2. Factors: What was meant by in order to change the reference level, we need to convert it to data type factor? / Can you quickly explain what a factor is and why we had to convert to a factor to change the reference value?

Good question! Factors is one of the coding options in R for categorical variables. Different from characters or strings, factors allow you to attach specific attributes to the variable. This includes assigning order to the categories and setting reference levels.

3. I’m not really sure how using linear models on categorical variables is useful since you can’t make predictions like you can with continuous data

You can make predictions! “Predictions,” for how we used it with continuous predictors/covariates, is just the expected outcome for a given X. For categorical covariates, the expected outcome given X is the mean of each categorical group.

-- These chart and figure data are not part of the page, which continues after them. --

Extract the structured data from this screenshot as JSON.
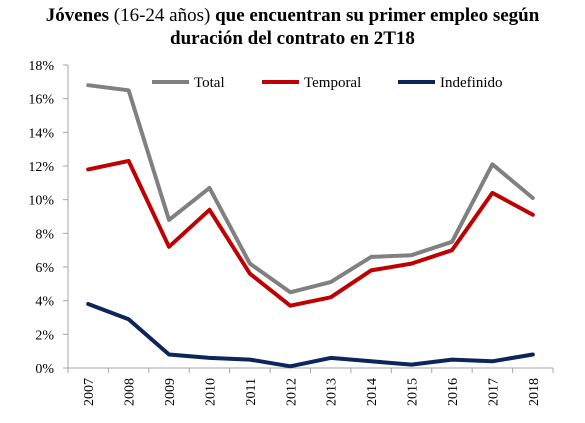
{
  "title": {
    "line1_bold_a": "Jóvenes ",
    "line1_normal": "(16-24 años) ",
    "line1_bold_b": "que encuentran su primer empleo según",
    "line2": "duración del contrato en 2T18"
  },
  "chart_data": {
    "type": "line",
    "title": "Jóvenes (16-24 años) que encuentran su primer empleo según duración del contrato en 2T18",
    "xlabel": "",
    "ylabel": "",
    "x": [
      "2007",
      "2008",
      "2009",
      "2010",
      "2011",
      "2012",
      "2013",
      "2014",
      "2015",
      "2016",
      "2017",
      "2018"
    ],
    "ylim": [
      0,
      18
    ],
    "yticks": [
      0,
      2,
      4,
      6,
      8,
      10,
      12,
      14,
      16,
      18
    ],
    "ytick_labels": [
      "0%",
      "2%",
      "4%",
      "6%",
      "8%",
      "10%",
      "12%",
      "14%",
      "16%",
      "18%"
    ],
    "grid": false,
    "legend_position": "top",
    "series": [
      {
        "name": "Total",
        "color": "#808080",
        "values": [
          16.8,
          16.5,
          8.8,
          10.7,
          6.2,
          4.5,
          5.1,
          6.6,
          6.7,
          7.5,
          12.1,
          10.1
        ]
      },
      {
        "name": "Temporal",
        "color": "#C00000",
        "values": [
          11.8,
          12.3,
          7.2,
          9.4,
          5.6,
          3.7,
          4.2,
          5.8,
          6.2,
          7.0,
          10.4,
          9.1
        ]
      },
      {
        "name": "Indefinido",
        "color": "#0D2559",
        "values": [
          3.8,
          2.9,
          0.8,
          0.6,
          0.5,
          0.1,
          0.6,
          0.4,
          0.2,
          0.5,
          0.4,
          0.8
        ]
      }
    ]
  }
}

With only one variable in the model, it might feel more appropriate to use something like the ANOVA table, but we do not typically have only one variable in the model. This is just to help us set up the foundation of linear regression and understand categorical covariates in our model before we move to multiple linear regression.

Muddy Points from 2024

1. Why do we need to create a new variable for ordinal / scoring?

Otherwise R will treat income as non-ordinal, and use the default reference cell coding. So if we want our variables to be scored (and numeric) then we must put it in a form R can recognize.

2. I’m a little confused on how the R code works for recoding/reordering our variables, specifically 1) why we use the mutate function but then use the same name for the variable/how that works and 2) why you need to include the list of each variable name in a vector. Basically, what each piece of that code does exactly and why it’s needed.

Mutate is just a function to create/change a variable. So if we are not fundamentally changing any aspect of the variable, we can call it by the same name. Helps keep our data frame neat by not tacking on additional variables.

When I am including the list of levels I am giving R the exact order to read each level. So if I want to go from high income to low income, I would reset the levels to the below code. Then R would read high income as the first level.

gapm2 = gapm2 %>%
 mutate(income_levels = factor(income_levels, 
            ordered = T, 
            levels = c("High income", 
                       "Upper middle income", 
                       "Lower middle income", 
                       "Low income")))

3. Is there a rationale or strategy in choosing the most appropriate reference group?

Often no, not if the groups are not ordered. Things that you may consider:

Is there a central group that you want to make comparisons to?
Is there any social consequences of continually centering comparisons to one group? We may be consequentially centering the narrative around that group.
When we interpret the coefficients, is there one group as the reference that makes it a little easier to interpret? (this has more of an effect in 513)

4. How do we build the regression indicators?

In R, we don’t need to build the indicators. If we have a variable that is a facotr with mutually exclusive groups, then R will automatically create the indicators within the lm() function.